正義の勇者
村が燃えていた。
「男は皆殺しだ! 女は犯してから皆殺しだ!!」
そう叫びながら暴れている盗賊達の格好は、村人とそう変わらない。実際、見分けがつかず、同士討ちで仲間に殺される者もいる。
持っている武器も貧弱で、大半が棍棒である。数を頼りに力任せに振り回すだけ。
「まったく、見苦しい馬鹿どもだな」
勇者須田は、村が蹂躙されていく様子を冷静に観察していた。
クラスメイトがいないなら興味はない。
「ここもハズレか。為政者が無能だから悪がはびこる。どこに行っても悪党だらけじゃないか」
金田がこの辺りに逃げ込んだのであれば、再び盗賊達を束ねて一大勢力を築いていると予想していたのだが。

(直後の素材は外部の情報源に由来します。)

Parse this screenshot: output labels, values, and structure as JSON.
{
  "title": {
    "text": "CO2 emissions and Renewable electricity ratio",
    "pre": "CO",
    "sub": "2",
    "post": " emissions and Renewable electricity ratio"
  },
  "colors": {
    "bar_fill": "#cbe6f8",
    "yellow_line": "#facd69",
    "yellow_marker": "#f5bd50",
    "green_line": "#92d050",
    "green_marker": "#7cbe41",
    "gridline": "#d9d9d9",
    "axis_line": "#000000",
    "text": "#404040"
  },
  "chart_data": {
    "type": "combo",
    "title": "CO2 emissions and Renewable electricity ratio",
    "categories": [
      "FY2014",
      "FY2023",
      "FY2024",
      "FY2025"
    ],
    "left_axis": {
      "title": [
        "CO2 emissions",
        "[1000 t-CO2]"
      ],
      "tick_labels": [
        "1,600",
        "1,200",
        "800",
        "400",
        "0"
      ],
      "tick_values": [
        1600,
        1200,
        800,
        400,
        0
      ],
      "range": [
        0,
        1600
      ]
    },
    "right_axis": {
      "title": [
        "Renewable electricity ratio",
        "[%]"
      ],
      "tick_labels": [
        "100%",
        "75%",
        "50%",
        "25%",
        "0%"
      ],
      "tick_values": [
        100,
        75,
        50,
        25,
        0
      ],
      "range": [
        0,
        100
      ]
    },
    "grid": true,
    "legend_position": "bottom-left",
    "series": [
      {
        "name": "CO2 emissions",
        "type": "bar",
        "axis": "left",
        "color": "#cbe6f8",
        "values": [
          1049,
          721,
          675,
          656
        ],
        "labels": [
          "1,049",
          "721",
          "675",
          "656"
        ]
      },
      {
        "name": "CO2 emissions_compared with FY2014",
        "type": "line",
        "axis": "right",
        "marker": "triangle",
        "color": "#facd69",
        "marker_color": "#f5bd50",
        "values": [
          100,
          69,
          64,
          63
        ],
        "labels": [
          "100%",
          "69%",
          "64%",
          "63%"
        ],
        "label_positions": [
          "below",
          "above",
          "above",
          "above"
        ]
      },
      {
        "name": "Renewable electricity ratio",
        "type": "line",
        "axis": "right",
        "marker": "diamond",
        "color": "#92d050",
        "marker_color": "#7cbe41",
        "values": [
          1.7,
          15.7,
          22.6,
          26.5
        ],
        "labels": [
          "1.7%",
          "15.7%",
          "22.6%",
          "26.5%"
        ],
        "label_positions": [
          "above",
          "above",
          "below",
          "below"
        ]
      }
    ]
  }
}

「馬鹿の金田も少しは成長したか? 僕を恐れて目立つ行動は避けているようだな。吉田でもいれば少しは役に立ったんだが」
そういえば、聖女グループの中に吉田は見かけなかった。死んだのか? モブにとっては命の軽い世界だ。
「誰か! 誰か助けて」
必死で逃げる少女を、男達がゲラゲラ笑いながら追いかける。
楽しかった。無抵抗の相手を、安全にいたぶれる。自分達が強者になった気がした。
「誰も来ねえよなあ。安心しな、散々いたぶって、朝までには殺してやるから」
「ちょこまか逃げたって、どうせ子供一人じゃ生きていけねえんだぞ。鬼ごっこもいい加減飽きてきたよなあ」
一人が少女に向かって石を投げ始めると、皆面白がって真似をし始める。
「痛っ」
足を打たれ、転倒する少女。必死で跳ね起きようとするが、小さな身体はとっくに限界を超えていた。
「へへ、手間かけさせやがって。今からもっと痛くしてやるからよお。へぶっ!」
少女に襲い掛かろうとした盗賊の体が、斜めにズレて崩れ落ちる。
「騎士様?」
おとぎ話の騎士のような、立派な身なりの少年が、抜身の剣を片手に少女を護るように立ち塞がった。
「ひでえ、殺しやがった!」
「こいつ、何者だ!」
「そうだな。通りすがりの正義の味方、とでも言っておこうか」
お気に入りのアニメの声優の真似をして、須田はカッコよく台詞を言ったつもりだった。
この場にクラスメイトがいればいろいろツッコまれただろうが、気にしない。どうせ皆殺しだ。
面倒臭いので盗賊達は放置するつもりだったが、せっかくの絵に描いたようなシチュエーションだ。遊び心が疼いた。
「あ、相手はたった一人だっ! やっちまえっ」
「へえ、セリフまでテンプレなんだ」
棍棒を振り回しながら、へっぴり腰で突っ込んで来る盗賊達。
「これは酷い。チートなしでも余裕で勝てたな」
須田が剣を振るたびに、スパンスパンと首が飛ばされていく。
一瞬で不利を悟った盗賊達は、蜘蛛の子を散らすように逃げ出した。
「あ、ありがとうございます。正義の味方様」
『ふーん、子供は愛らしいじゃないか。この世界の女はアメコミキャラみたいで僕好みじゃなかったけど』
場合によっては少女も始末しようと考えていたのだが、須田は方針を変えた。
何より純粋な感謝と賞賛の視線が、くすぐったくて心地よかったのだ。